Porton Down scientists are working on the first vaccine against Crimean-Congo Haemorrhagic Fever, which is spread by ticks and kills about a third of those infected.
The disease is found in Africa, the Balkans, the Middle East and in Asia – and could spread further with climate change.
At the other end of the process, vaccine effectiveness is evaluated. It was scientists here who spotted that the Omicron variant could bypass some of the protection afforded by Covid vaccines.

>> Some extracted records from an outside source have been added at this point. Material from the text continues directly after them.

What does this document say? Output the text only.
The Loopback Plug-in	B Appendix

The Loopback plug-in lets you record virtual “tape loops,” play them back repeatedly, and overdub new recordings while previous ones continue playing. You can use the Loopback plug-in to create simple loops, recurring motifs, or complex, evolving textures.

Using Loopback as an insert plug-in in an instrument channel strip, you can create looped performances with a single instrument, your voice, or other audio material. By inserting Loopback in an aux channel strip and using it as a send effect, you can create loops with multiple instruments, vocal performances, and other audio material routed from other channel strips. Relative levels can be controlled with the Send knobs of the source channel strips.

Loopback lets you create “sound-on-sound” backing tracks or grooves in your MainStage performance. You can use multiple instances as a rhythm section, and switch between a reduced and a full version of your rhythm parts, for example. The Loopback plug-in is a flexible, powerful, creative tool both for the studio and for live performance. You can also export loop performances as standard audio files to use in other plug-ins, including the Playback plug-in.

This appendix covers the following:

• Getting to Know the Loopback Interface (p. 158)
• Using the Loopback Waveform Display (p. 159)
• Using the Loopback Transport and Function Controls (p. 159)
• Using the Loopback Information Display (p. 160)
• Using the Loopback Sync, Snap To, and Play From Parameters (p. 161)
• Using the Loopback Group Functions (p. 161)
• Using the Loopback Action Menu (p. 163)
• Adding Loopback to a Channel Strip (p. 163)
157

And they are still monitoring new Covid variants by growing them in the laboratory, exposing them to antibodies taken from blood samples and seeing if new variants are still able to infect.
Meanwhile machines – unofficially named Qui-Gon, Obi-Wan, BB8 and Palpatine – are part of the front line monitoring the threat posed by the world’s largest flu outbreak in birds.
The H5N1 avian flu virus has devastated bird populations, and routine testing of farmworkers has found the first, symptomless, cases in people in the UK.
The difference is, before the pandemic the teams here were able to test just 100 samples a week – now it is more than 3,000.
The work here feeds into the “100 Days Mission” – a hugely ambitious vision to develop a vaccine against a new threat in 100 days.
Historically, it has taken a decade to design and test new vaccines. The unique circumstances of the pandemic meant the first Covid vaccines were produced within a year, with the vaccine rollout starting in December 2020.
Estimates suggest Covid vaccines saved more than 14 million lives in just the first 12 months they were used.
“Imagine if those vaccines had been available just a bit earlier,” said Prof Isabel Oliver, chief scientific officer for UKHSA.
“They were available more rapidly than ever before in history, [but] we could have saved many more lives and we could have returned to greater normality much more quickly.”
The hope here is the lessons of the Covid pandemic will mean we are better prepared next time.
Prof Harries says in the past we have been simply reacting to events, but in the future we need to be on the front foot and “try and stop” any pandemic before it even begins.
And if a new disease does occur, she adds, we need to “stop it in its tracks” in its earliest stage.